On cache_text we route by default to the appservers all requests not matching any specific entry in cache::req_handling. See the default req_handling entry for cache_text, which is not defined on cache_upload.

  1. Hostnames we route to text-lb that Varnish doesn't recognise (receives varnish-generated errorpage with 404, "Domain not served here")

That is the case only for cache_upload.

Hm. I see. I believe it used to be the case for cache_misc as well. But since it is being merged into cache_text, I guess lack of Varnish handling for unknown domain names is becoming the norm rather than the exception.

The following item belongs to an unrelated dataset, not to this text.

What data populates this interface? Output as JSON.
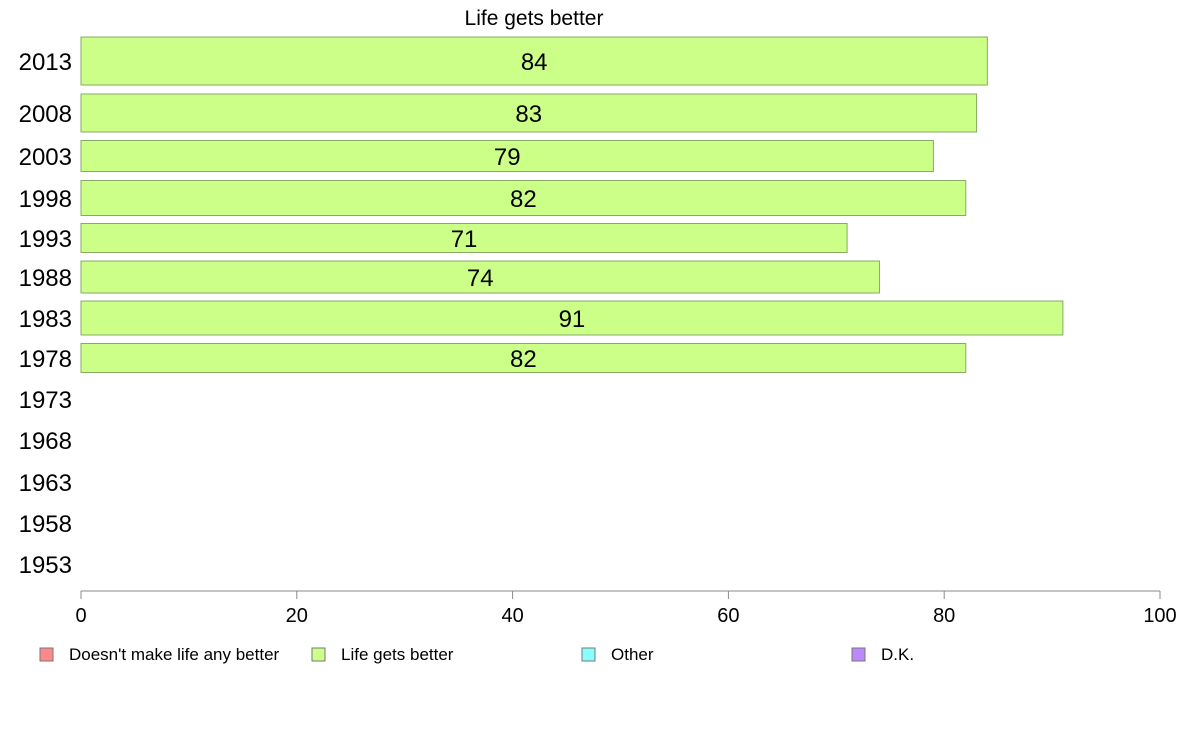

It used to be that the only case of non-wiki responses on cache_text (and MW Apaches) were redirect domains, and the www portals. Which were somewhat easy to exclude or ignore.

It would make things easier to reason about if cache_text also discarded unknown/invalid host names and IP-as-host.

Once done, it would unlock the next step, which is to find a way for log processors to differentiate between wiki-domain responses and others. E.g. by adding a property of some sort to the cache_text all for wiki domains. Or perhaps we could expose the canonical name of the Varnish director-route in an internal X-header that log processors would see?

Krinkle changed the task status from Open to Stalled.Dec 10 2018, 2:24 AM
Krinkle removed Krinkle as the assignee of this task.
Krinkle moved this task from Doing (old) to Blocked (old) on the Performance-Team board.
Krinkle added a subscriber: BBlack.

@ema @BBlack This outcome of this task should be for the mtail/varnishrls metric collector to only apply to traffic for hosts where ResourceLoader is available, so as to stop the data pollution from unrelated requests for hosts where there is not meant to be an /w/load.php entry point.

I believe this is blocked on our Varnish configuration having a recognise requests for "real" text domains (eg. not former cache_misc domains, and requests with unknown domains or IPs as Host header).